There were aspects of this book that I thought were interesting, but the plot comes across as disjointed and the nameless main character seems so helpless. It seemed like every decision he made was a bad one. Every person he decided to trust betrayed him and he was so naive. I wanted him to be a little more cynical, more world-weary. He was so surprised when bad things happened to him, but it seemed like he never did anything to avoid these situations. I think there was certainly some bad luck involved, but I was just so frustrated with him that it was hard to root for his success.
Kitchen Confidential: Adventures in the Culinary Underbelly
by Anthony Bourdain
Bourdain's balls-to-the-wall memoir of his time as a chef is intense, but it's also mesmerizing. It's a behind-the-scenes view of the hectic, cutthroat world of cooking. I don't envy the lives of the people in this world, but they do fascinate me. I can't imagine choosing a life where every weekend night is spent serving other people, who rarely appreciate your skill. Chefs and kitchen staff are hired and fired with the speed of a rapidly revolving door. Tempers flare easily and the consequences are rough. It's all drugs, sex, but no rock 'n' roll. Bourdain's writing style makes the crazy life enthralling. He is ruthless in his descriptions of people he has worked with, but he doesn't exclude himself from that same tough scrutiny. His passion for food is contagious. The language and descriptions are rough, so this isn't for everyone. But if you can take it, it's absolutely entertaining.
by Richard Wilcox
This book includes photos from the throughout England of literary locations that inspired scenes in classic literature. Each one includes a quote from the text, the photo and a brief explanation of where the location is and why it was used. The information is a bit dated, but it's still interesting.
The Meaning of Consuelo
by Judith Oritz Cofer
A young Puerto Rican girl, Consuelo, tells stories about her family and neighborhood and about taking care of her outgoing younger sister. Her best friend is her oddball male cousin who moves to New York City with his father. While her whole family focuses on her adulterous father and socially stunted sister, Consuelo falls between the cracks. I felt heartbroken for Consuelo and frustrated with her distracted parents and cruel classmates. It was well written and interesting, but not one that will stick with me forever.
by Willa Cather
Set in Nebraska at the beginning of the 20th century. The Bergsons, a family of Swedish immigrants, struggle to succeed with their farm. When their father dies, the eldest daughter Alexandra inherits the farm. She cares for her younger brothers and makes the hard decisions, which bring them success. Years later, Alexandra's relationship with her childhood friend, Carl Linstrum, causes tension between her and her brothers. Her youngest brother, Emil, falls in love with the married bohemian, Marie Shabata.

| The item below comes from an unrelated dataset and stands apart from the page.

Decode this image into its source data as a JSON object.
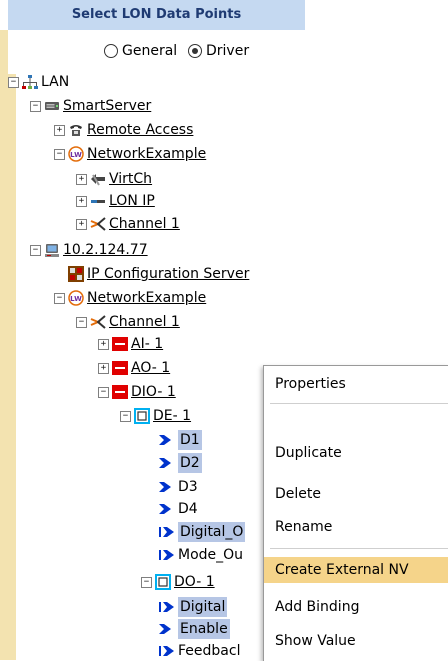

The plot seems simple enough, but it was so much more than that. Alexandra is a strong woman who isn't afraid of trying new things, even though her brothers are. She follows her heart and embraces outcasts when others turn their backs. Cather's descriptions of the land just drip with love for it. You can't read this without understanding her passion for it and her respect for the pioneers themselves. I was completely swept away by the simplicity of the tale. I loved the character and the way it was written and will definitely be reading more of her work.
The Poe Shadow
by Matthew Pearl
Set in Baltimore in the mid-1800s. A young man, Quentin Clark, is a huge fan of Edgar Allan Poe and is distraught when his favorite author dies unexpectedly. Putting his own life on hold he begins to research the man and the mystery, even traveling to Paris to try to find the inspiration for the detective Dupin, to help him solve the questions surrounding Poe's death.

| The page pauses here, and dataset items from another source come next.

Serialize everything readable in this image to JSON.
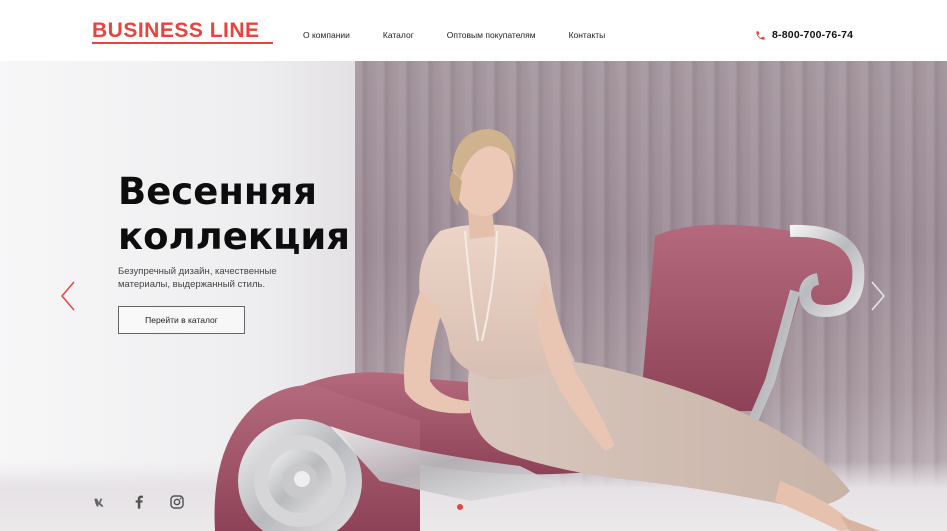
{
  "header": {
    "logo": "BUSINESS LINE",
    "nav": [
      "О компании",
      "Каталог",
      "Оптовым покупателям",
      "Контакты"
    ],
    "phone": "8-800-700-76-74"
  },
  "hero": {
    "title_line1": "Весенняя",
    "title_line2": "коллекция",
    "description": "Безупречный дизайн, качественные материалы, выдержанный стиль.",
    "cta_label": "Перейти в каталог",
    "photo_alt": "Женщина в бежевом платье на розовой кушетке"
  },
  "socials": [
    "vk-icon",
    "facebook-icon",
    "instagram-icon"
  ],
  "colors": {
    "accent": "#e8443f",
    "text": "#111111"
  }
}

Clark is a stiff and awkward leading man. He always seems to be out of the loop and is the last to figure out anything. The story lags and it was hard stay interested. I honestly think I would have preferred to read a nonfiction book discussing Poe's death, instead of this mystery novel. Pearl did a great job researching the book and the factual information is fascinating. I've been a Poe fanatic for a long time, so it was worth reading, but I wouldn't recommend it to anyone who isn't.